Most women with cytological findings were negative for p16/Ki-67 expression. However, approximately one fourth of the abnormal cytological results were positive for p16/Ki-67 double staining, a finding compatible with publications demonstrating that women with p16/Ki-67 positivity were also the women infected with HPV. Women with HSIL had a higher positivity prevalence (37%) than did women with LSIL. p16/Ki-67 positivity is therefore associated with a threefold higher prevalence in women with a high-grade lesion. These results were comparable to a recent study assessing the use of p16/Ki-67 in a sample from women referred for colposcopy and finding that this marker indeed had a higher positivity in women with high-grade lesions [23, 24].

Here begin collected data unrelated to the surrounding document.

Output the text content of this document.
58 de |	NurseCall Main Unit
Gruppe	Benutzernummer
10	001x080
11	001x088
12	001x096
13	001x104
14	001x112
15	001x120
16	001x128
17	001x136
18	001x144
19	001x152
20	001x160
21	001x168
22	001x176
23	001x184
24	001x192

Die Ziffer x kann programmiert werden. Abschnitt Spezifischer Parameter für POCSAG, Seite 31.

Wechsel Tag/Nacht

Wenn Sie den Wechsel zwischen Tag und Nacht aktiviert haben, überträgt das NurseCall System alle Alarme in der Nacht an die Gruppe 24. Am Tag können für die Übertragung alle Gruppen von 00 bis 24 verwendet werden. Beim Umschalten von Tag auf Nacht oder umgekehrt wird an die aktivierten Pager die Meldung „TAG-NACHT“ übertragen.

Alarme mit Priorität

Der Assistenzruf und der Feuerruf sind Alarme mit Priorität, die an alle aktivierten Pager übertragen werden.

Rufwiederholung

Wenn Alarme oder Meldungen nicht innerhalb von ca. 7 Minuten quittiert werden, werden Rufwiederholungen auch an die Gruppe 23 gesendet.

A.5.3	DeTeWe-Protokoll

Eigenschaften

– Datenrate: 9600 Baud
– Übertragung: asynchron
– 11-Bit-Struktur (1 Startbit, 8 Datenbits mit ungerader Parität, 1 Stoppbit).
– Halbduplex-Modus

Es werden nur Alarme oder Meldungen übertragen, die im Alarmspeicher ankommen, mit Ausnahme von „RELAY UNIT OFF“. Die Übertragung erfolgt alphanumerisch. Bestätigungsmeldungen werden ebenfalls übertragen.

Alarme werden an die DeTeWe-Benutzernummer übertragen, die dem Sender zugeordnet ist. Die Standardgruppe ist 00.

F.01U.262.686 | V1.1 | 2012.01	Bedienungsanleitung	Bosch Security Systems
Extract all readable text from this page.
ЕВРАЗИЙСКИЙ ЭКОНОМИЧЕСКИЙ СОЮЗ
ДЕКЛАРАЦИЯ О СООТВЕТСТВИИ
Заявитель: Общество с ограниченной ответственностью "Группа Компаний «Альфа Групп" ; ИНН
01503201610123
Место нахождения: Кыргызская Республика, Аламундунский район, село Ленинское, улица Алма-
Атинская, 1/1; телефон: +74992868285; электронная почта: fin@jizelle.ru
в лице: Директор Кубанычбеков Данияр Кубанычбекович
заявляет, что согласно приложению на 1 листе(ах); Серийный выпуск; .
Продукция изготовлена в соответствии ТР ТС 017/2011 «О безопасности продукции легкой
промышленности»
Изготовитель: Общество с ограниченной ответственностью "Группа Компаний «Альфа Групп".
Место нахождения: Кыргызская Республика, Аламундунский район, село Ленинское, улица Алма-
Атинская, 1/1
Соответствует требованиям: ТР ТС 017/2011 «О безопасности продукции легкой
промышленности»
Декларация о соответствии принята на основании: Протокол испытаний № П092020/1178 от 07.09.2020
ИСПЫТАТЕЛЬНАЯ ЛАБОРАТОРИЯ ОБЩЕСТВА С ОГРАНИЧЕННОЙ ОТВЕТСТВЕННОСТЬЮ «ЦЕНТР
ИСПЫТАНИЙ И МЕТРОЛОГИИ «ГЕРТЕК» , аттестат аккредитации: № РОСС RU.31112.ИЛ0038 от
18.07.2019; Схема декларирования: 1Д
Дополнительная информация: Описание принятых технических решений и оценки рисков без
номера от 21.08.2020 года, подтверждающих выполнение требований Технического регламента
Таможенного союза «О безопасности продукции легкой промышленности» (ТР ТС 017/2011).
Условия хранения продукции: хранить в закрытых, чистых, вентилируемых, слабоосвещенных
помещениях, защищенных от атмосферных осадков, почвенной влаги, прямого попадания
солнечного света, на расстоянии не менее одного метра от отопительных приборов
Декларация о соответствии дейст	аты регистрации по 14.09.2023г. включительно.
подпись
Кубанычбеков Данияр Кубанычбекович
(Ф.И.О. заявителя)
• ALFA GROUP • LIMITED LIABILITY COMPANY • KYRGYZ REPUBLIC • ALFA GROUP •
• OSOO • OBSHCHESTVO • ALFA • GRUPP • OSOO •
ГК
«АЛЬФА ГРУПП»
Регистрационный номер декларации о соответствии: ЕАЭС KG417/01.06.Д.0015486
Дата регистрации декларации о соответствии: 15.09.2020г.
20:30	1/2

Evaluation of the association of p16/Ki-67 expression with histopathological results also revealed a higher rate of p16/Ki-67 positivity in women with CIN2 or more advanced lesions. p16/Ki-67 positivity increased with the seriousness of the lesion. When the biopsy result revealed chronic cervicitis, approximately 20% of the cases were positive; positivity was higher with CIN1 (25%) and, in women with CIN2 or more advanced lesions, almost 70% of the cytological preparations were positive for the double stain. The results are consistent with other studies in which p16/Ki-67 activity in a colposcopy population had similar associations .
A possible relationship between Ct and either cytological or histopathological alterations characteristic of HPV infection remains to be clarified. An association between Ct and a persistent HPV infection may occur preferentially in high-risk women, while a Ct infection may be associated with the clearance of an HPV infection in women who develop an intense inflammatory response to Ct. The identification of women in whom a concurrent Ct infection may be beneficial or detrimental to HPV persistence and progression remains to be clarified [21, 25, 26].